Friday, November 2, 2012

Is your Beer Genuine?

'The Plot To Destroy America's Beer' - this BusinessWeek article really had me thinking, I am going to be observing beer labels more carefully. I, for one, big believer in operational efficiency. But where do you draw the line between authenticity and the richness of local ingredients? Recipes do not make taste, if that was the case everybody would be a master chef!

One Friday night in January, Rinfret, who is now 52, stopped on the way home from work at his local liquor store in Monroe, N.J., and purchased a 12-pack of Beck’s. When he got home, he opened a bottle. “I was like, what the hell?” he recalls. “It tasted light. It tasted weak. Just, you know, night and day. Bubbly, real fizzy. To me, it wasn’t German beer. It tasted like a Budweiser with flavoring.”
He examined the label. It said the beer was no longer brewed in Bremen.
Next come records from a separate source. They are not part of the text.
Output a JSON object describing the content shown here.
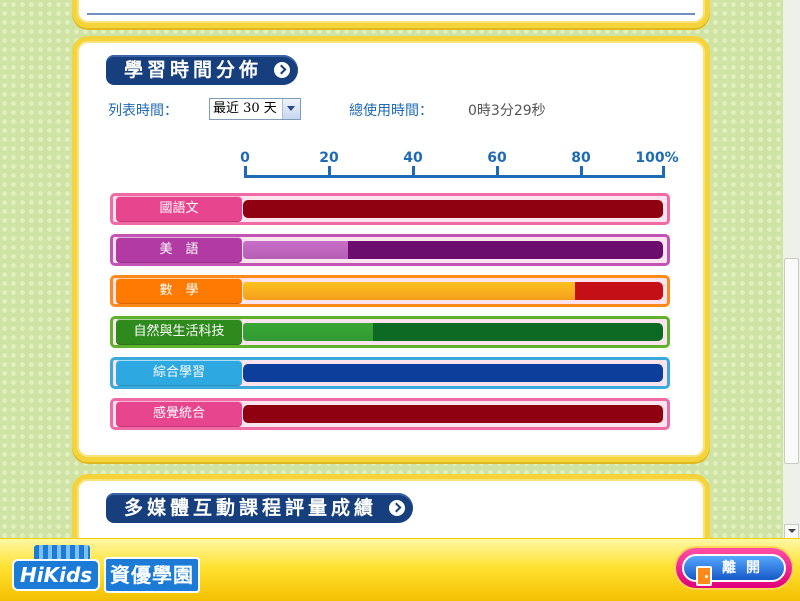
{
  "section1": {
    "title": "學習時間分佈"
  },
  "filter": {
    "period_label": "列表時間：",
    "period_selected": "最近 30 天",
    "total_label": "總使用時間：",
    "total_value": "0時3分29秒"
  },
  "chart_data": {
    "type": "bar",
    "orientation": "horizontal",
    "scale_labels": [
      "0",
      "20",
      "40",
      "60",
      "80",
      "100%"
    ],
    "xlim": [
      0,
      100
    ],
    "categories": [
      "國語文",
      "美　語",
      "數　學",
      "自然與生活科技",
      "綜合學習",
      "感覺統合"
    ],
    "values": [
      0,
      25,
      79,
      31,
      0,
      0
    ],
    "colors": {
      "國語文": {
        "border": "#f06aa6",
        "label": "#e8458f",
        "track": "#8f0010",
        "fill": "#b00020"
      },
      "美　語": {
        "border": "#c254b5",
        "label": "#b23aa3",
        "track": "#6a0d6e",
        "fill": "#c870c8"
      },
      "數　學": {
        "border": "#ff8a1c",
        "label": "#ff7a00",
        "track": "#c40f16",
        "fill": "#ffc21f"
      },
      "自然與生活科技": {
        "border": "#5fb22c",
        "label": "#2f8a1e",
        "track": "#0d6a24",
        "fill": "#3aa635"
      },
      "綜合學習": {
        "border": "#3aa9dc",
        "label": "#2ea8e0",
        "track": "#0c3f9c",
        "fill": "#1f5ac8"
      },
      "感覺統合": {
        "border": "#f06aa6",
        "label": "#e8458f",
        "track": "#8f0010",
        "fill": "#b00020"
      }
    }
  },
  "section2": {
    "title": "多媒體互動課程評量成績"
  },
  "footer": {
    "logo_hikids": "HiKids",
    "logo_name": "資優學園",
    "exit_label": "離開"
  }
}
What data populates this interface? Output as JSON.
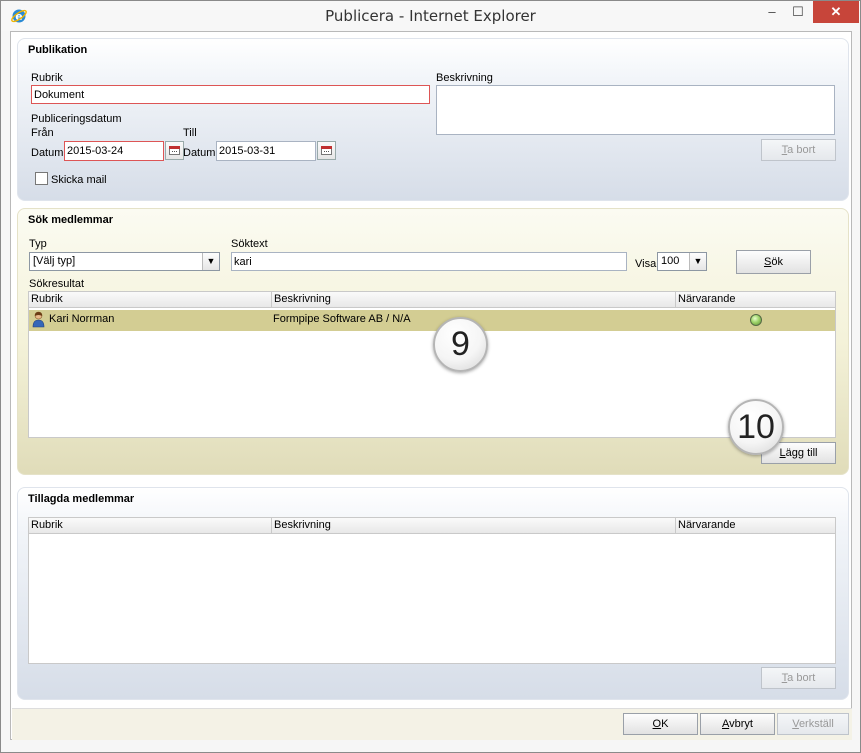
{
  "window": {
    "title": "Publicera - Internet Explorer",
    "min_glyph": "–",
    "max_glyph": "☐",
    "close_glyph": "✕"
  },
  "publikation": {
    "section_title": "Publikation",
    "rubrik_label": "Rubrik",
    "rubrik_value": "Dokument",
    "beskrivning_label": "Beskrivning",
    "beskrivning_value": "",
    "publiceringsdatum_label": "Publiceringsdatum",
    "fran_label": "Från",
    "till_label": "Till",
    "datum_label": "Datum",
    "fran_datum": "2015-03-24",
    "till_datum": "2015-03-31",
    "skicka_mail_label": "Skicka mail",
    "skicka_mail_checked": false,
    "ta_bort_label_ul": "T",
    "ta_bort_label_rest": "a bort"
  },
  "sok": {
    "section_title": "Sök medlemmar",
    "typ_label": "Typ",
    "typ_selected": "[Välj typ]",
    "soktext_label": "Söktext",
    "soktext_value": "kari",
    "visa_label": "Visa",
    "visa_selected": "100",
    "sok_button_ul": "S",
    "sok_button_rest": "ök",
    "sokresultat_label": "Sökresultat",
    "columns": [
      "Rubrik",
      "Beskrivning",
      "Närvarande"
    ],
    "rows": [
      {
        "rubrik": "Kari Norrman",
        "beskrivning": "Formpipe Software AB / N/A",
        "narvarande": "present"
      }
    ],
    "lagg_till_ul": "L",
    "lagg_till_rest": "ägg till"
  },
  "tillagda": {
    "section_title": "Tillagda medlemmar",
    "columns": [
      "Rubrik",
      "Beskrivning",
      "Närvarande"
    ],
    "rows": [],
    "ta_bort_ul": "T",
    "ta_bort_rest": "a bort"
  },
  "footer": {
    "ok_ul": "O",
    "ok_rest": "K",
    "avbryt_ul": "A",
    "avbryt_rest": "vbryt",
    "verkstall_ul": "V",
    "verkstall_rest": "erkställ"
  },
  "callouts": {
    "nine": "9",
    "ten": "10"
  },
  "colors": {
    "highlight_row": "#d3cd93",
    "invalid_border": "#dd5555",
    "close_button": "#c7453a"
  }
}
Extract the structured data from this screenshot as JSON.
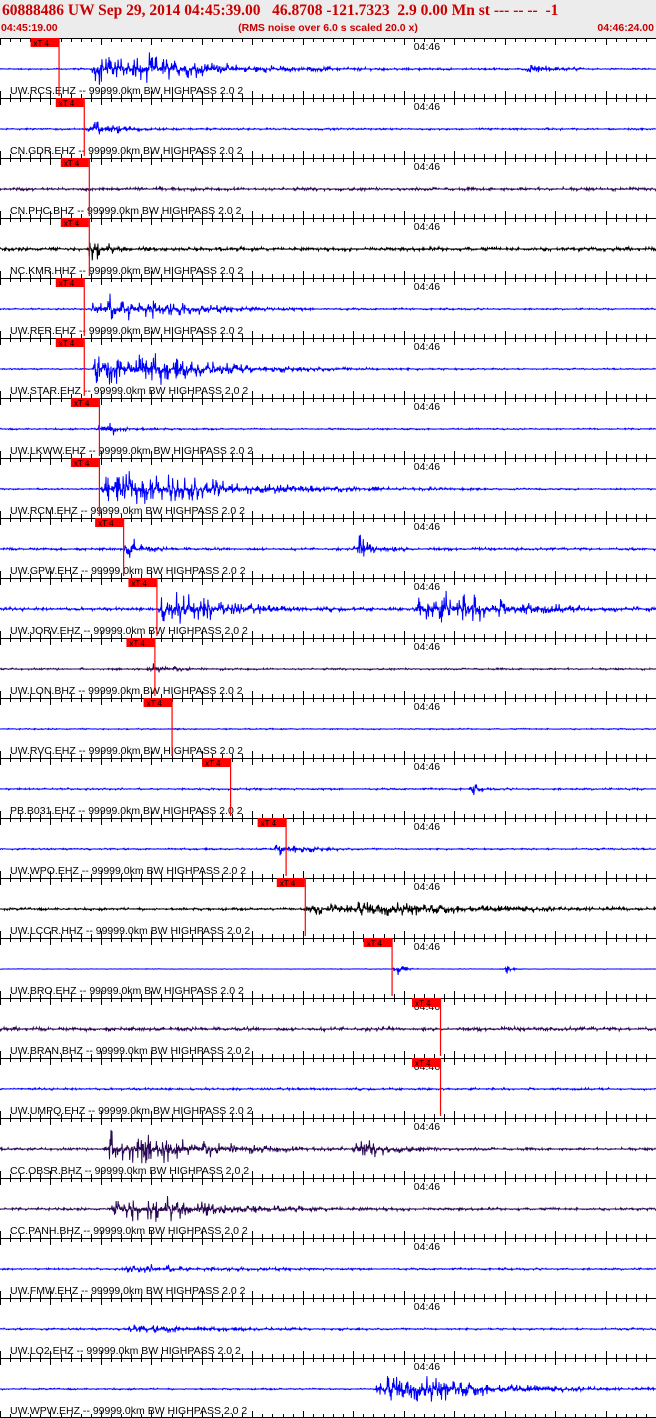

He looked more closely at the fine print: “Product of the USA.” This was profoundly unsettling for a guy who had been a Beck’s drinker for more than half his life. He was also miffed to have paid the full import price for the 12-pack.


Tastes are personal, and very subjective. How do you balance mass market with individual preferences? Clearly AB InBev has decided to go pragmatic and mass-market on the Beer market!